Runners should throw away their expensive blister plasters and lubricants if they want to prevent painful rubbing and switch to cheap surgical tape.
Stanford University has discovered that binding the feet with sticky tape is the most effective way to stop blisters from forming.
When tested on endurance runners just 24pc developed blisters in the taped areas compared with 63pc in areas which had been left untaped.
Dr Grant Lipman, of Stanford University, has worked as an emergency doctor for many ultramarathons and said despite the harsh conditions and extreme exercise, people complained most about blisters.
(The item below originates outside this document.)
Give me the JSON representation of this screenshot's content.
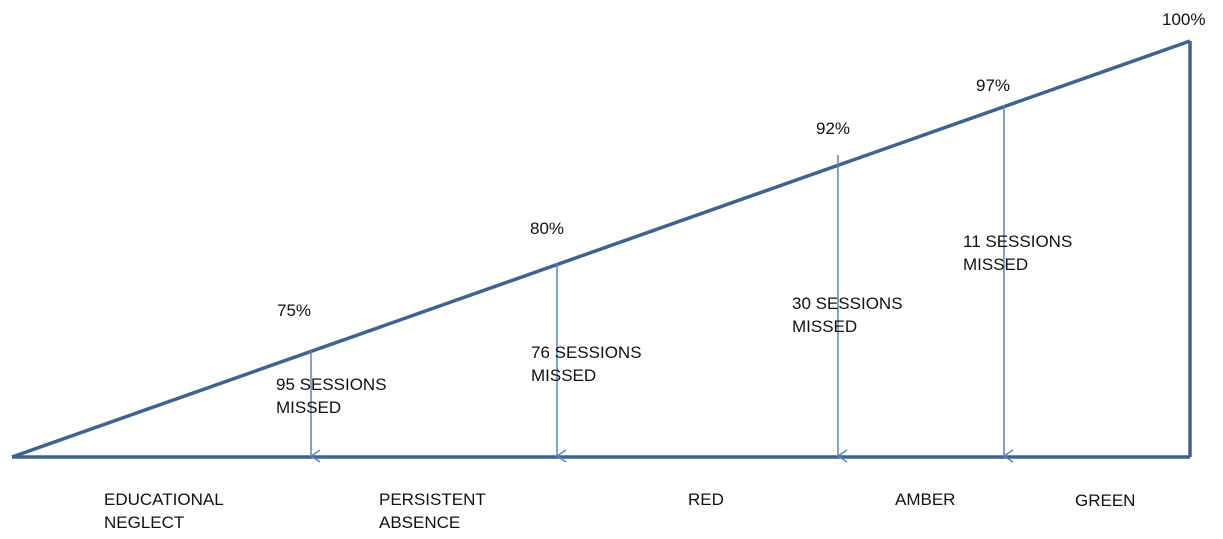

"What I kept hearing was, 'Doctor, I'd be doing so well, if only for my feet,'" said Dr Lipman, clinical associate professor of emergency medicine. "Their feet were getting decimated."
Surgical tape was originally invented in 1845 by surgeon Horace Day. Today's tape is mostly made of sticky microporous paper. Although it is meant to be used for wound treatment it has the benefit of only being mildly adhesive so even if blisters do occur it does not tear them.
In 2014, Dr Lipman and recruited 128 runners participating in the 155-mile, six-stage ultramarathon event that crosses deserts around the globe.
Paper surgical tape was applied to just one of each of the runners' feet. The untaped areas of the same foot served as a control zone. The tape was applied to either the participants' blister-prone areas or, if they had no blister history, to randomly selected locations on the foot.
For 98 of the 128 runners, no blisters formed where the tape had been applied, whereas 81 of the 128 got blisters in untaped areas.